Superbe victoire de la Roca Team hier soir face à l’Asvel ! Comme ces quatre dernières saisons, le titre de champion de France se jouera lors du cinquième match de la série.

On sentait qu’ils étaient capables de le faire. Après deux défaites inaugurales à l’Astroballe en finale du championnat de France de basket, la Roca Team a battu l’Asvel une deuxième fois de suite, hier soir, sur son parquet de la salle Gaston Médecin (89-81). Entre les deux meilleures équipes de la saison, le titre se jouera mardi, à Villeurbanne, dans une cinquième manche décisive qui s’annonce brûlante.

La grosse défense monégasque

Dans une salle comble, sous les yeux du prince Albert II et du président du club lyonnais, Tony Parker, accompagné de son directeur des opérations Nicolas Batum, le scénario du match a furieusement ressemblé a celui de la troisième manche (97-62), même si l’Asvel n’a jamais rien lâché. Mais, étouffés d’entrée par la grosse défense monégasque et dépassés par l’agressivité des joueurs de Sasa Obradovic, les Villeurbannais ne sont jamais parvenus à rectifier le tir.

Toujours dans la course à la pause (37-34) malgré la prestation quelconque de leur intérieur croate Miro Bilan (2 points, 3 rebonds), les Rhodaniens ont fini par craquer dans le troisième quart-temps où leurs pertes de balles à répétition (23 en tout!) ont pesé lourd dans la balance.

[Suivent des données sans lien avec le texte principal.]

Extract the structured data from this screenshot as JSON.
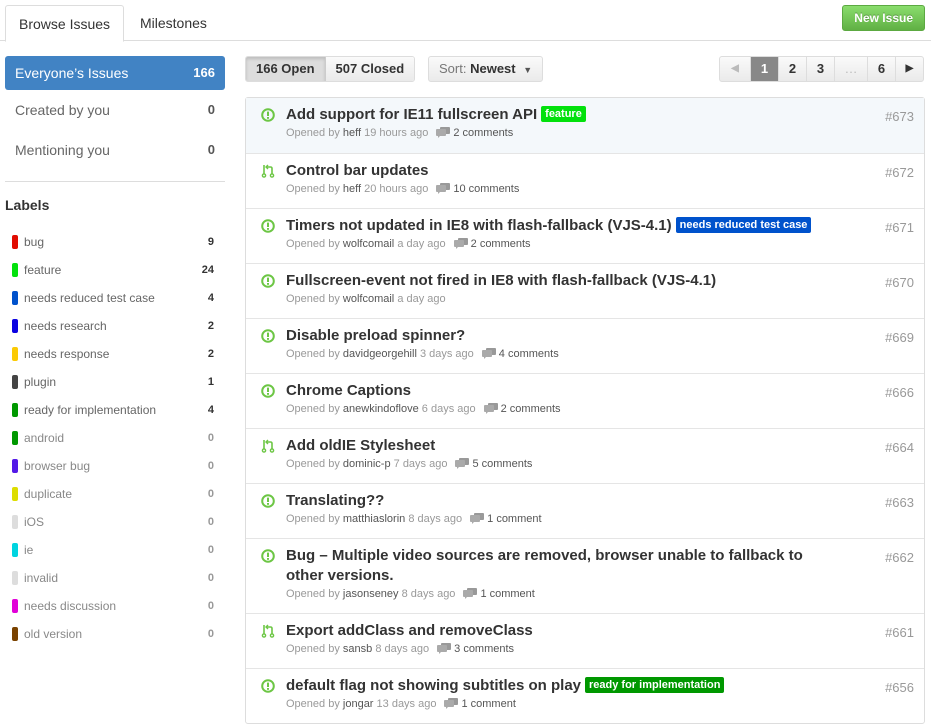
{
  "tabs": [
    {
      "label": "Browse Issues",
      "active": true
    },
    {
      "label": "Milestones",
      "active": false
    }
  ],
  "new_issue_label": "New Issue",
  "nav": [
    {
      "label": "Everyone’s Issues",
      "count": "166"
    },
    {
      "label": "Created by you",
      "count": "0"
    },
    {
      "label": "Mentioning you",
      "count": "0"
    }
  ],
  "labels_heading": "Labels",
  "labels": [
    {
      "name": "bug",
      "count": "9",
      "color": "#e10c02"
    },
    {
      "name": "feature",
      "count": "24",
      "color": "#02e10c"
    },
    {
      "name": "needs reduced test case",
      "count": "4",
      "color": "#0052cc"
    },
    {
      "name": "needs research",
      "count": "2",
      "color": "#0b02e1"
    },
    {
      "name": "needs response",
      "count": "2",
      "color": "#fbca04"
    },
    {
      "name": "plugin",
      "count": "1",
      "color": "#444444"
    },
    {
      "name": "ready for implementation",
      "count": "4",
      "color": "#009800"
    },
    {
      "name": "android",
      "count": "0",
      "color": "#009800"
    },
    {
      "name": "browser bug",
      "count": "0",
      "color": "#5319e7"
    },
    {
      "name": "duplicate",
      "count": "0",
      "color": "#dddd00"
    },
    {
      "name": "iOS",
      "count": "0",
      "color": "#dddddd"
    },
    {
      "name": "ie",
      "count": "0",
      "color": "#00d4e0"
    },
    {
      "name": "invalid",
      "count": "0",
      "color": "#dddddd"
    },
    {
      "name": "needs discussion",
      "count": "0",
      "color": "#e102d8"
    },
    {
      "name": "old version",
      "count": "0",
      "color": "#7a4200"
    }
  ],
  "filters": {
    "open": "166 Open",
    "closed": "507 Closed",
    "sort_prefix": "Sort:",
    "sort_value": "Newest"
  },
  "pager": {
    "prev": "◀",
    "pages": [
      "1",
      "2",
      "3",
      "…",
      "6"
    ],
    "current": "1",
    "next": "▶"
  },
  "issues": [
    {
      "type": "issue",
      "title": "Add support for IE11 fullscreen API",
      "label": "feature",
      "label_color": "#02e10c",
      "author": "heff",
      "age": "19 hours ago",
      "comments": "2 comments",
      "number": "#673"
    },
    {
      "type": "pull",
      "title": "Control bar updates",
      "label": "",
      "label_color": "",
      "author": "heff",
      "age": "20 hours ago",
      "comments": "10 comments",
      "number": "#672"
    },
    {
      "type": "issue",
      "title": "Timers not updated in IE8 with flash-fallback (VJS-4.1)",
      "label": "needs reduced test case",
      "label_color": "#0052cc",
      "author": "wolfcomail",
      "age": "a day ago",
      "comments": "2 comments",
      "number": "#671"
    },
    {
      "type": "issue",
      "title": "Fullscreen-event not fired in IE8 with flash-fallback (VJS-4.1)",
      "label": "",
      "label_color": "",
      "author": "wolfcomail",
      "age": "a day ago",
      "comments": "",
      "number": "#670"
    },
    {
      "type": "issue",
      "title": "Disable preload spinner?",
      "label": "",
      "label_color": "",
      "author": "davidgeorgehill",
      "age": "3 days ago",
      "comments": "4 comments",
      "number": "#669"
    },
    {
      "type": "issue",
      "title": "Chrome Captions",
      "label": "",
      "label_color": "",
      "author": "anewkindoflove",
      "age": "6 days ago",
      "comments": "2 comments",
      "number": "#666"
    },
    {
      "type": "pull",
      "title": "Add oldIE Stylesheet",
      "label": "",
      "label_color": "",
      "author": "dominic-p",
      "age": "7 days ago",
      "comments": "5 comments",
      "number": "#664"
    },
    {
      "type": "issue",
      "title": "Translating??",
      "label": "",
      "label_color": "",
      "author": "matthiaslorin",
      "age": "8 days ago",
      "comments": "1 comment",
      "number": "#663"
    },
    {
      "type": "issue",
      "title": "Bug – Multiple video sources are removed, browser unable to fallback to other versions.",
      "label": "",
      "label_color": "",
      "author": "jasonseney",
      "age": "8 days ago",
      "comments": "1 comment",
      "number": "#662"
    },
    {
      "type": "pull",
      "title": "Export addClass and removeClass",
      "label": "",
      "label_color": "",
      "author": "sansb",
      "age": "8 days ago",
      "comments": "3 comments",
      "number": "#661"
    },
    {
      "type": "issue",
      "title": "default flag not showing subtitles on play",
      "label": "ready for implementation",
      "label_color": "#009800",
      "author": "jongar",
      "age": "13 days ago",
      "comments": "1 comment",
      "number": "#656"
    }
  ],
  "opened_by": "Opened by"
}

La performance de Dee Bost

Transformée depuis ses deux premiers matchs de la série, invaincue à domicile où elle signe un douzième succès d’affilée, la Roca Team a fait la cours en tête grâce, notamment,aux stats XXL de son intérieur Dee Bost. Déjà auteur de 23 points lors de la troisième manche, l’Américain a encore inscrit 19 points, dont 4/5 à 3 points, et délivré 6 passes décisives. Une prestation haut de gamme, bien secondée par celle de l’autre meneur monégasque, Jarrod Jones, auteur de 15 points. Les 14 points de Paul Lacombe, tous inscrits en seconde période, ont également pesé sur le score final et rassuré l’arrière international français, en manque de réussite depuis le début de la série.

« J’étais en souffrance. Le basket, il n’y a pas de secret, quand on met du rythme et de l’intensité, ça rentre. J’ai pris un shoot à trois points en rythme, peut-être le premier des finales, et il est rentré, a-t-il expliqué au micro de RMC Sport. Le troisième match nous a fait beaucoup de bien. On a fait des ajustements. Maintenant, on joue plus sur leurs points faibles et ça nous réussit. Dee Bost et moi sommes montés d’un niveau, Yak (Ouattara) aussi. Il n’y a pas de mystère: les deux premiers matches, on avait joué sans intensité. Il va falloir rééditer ça à Villeurbanne ».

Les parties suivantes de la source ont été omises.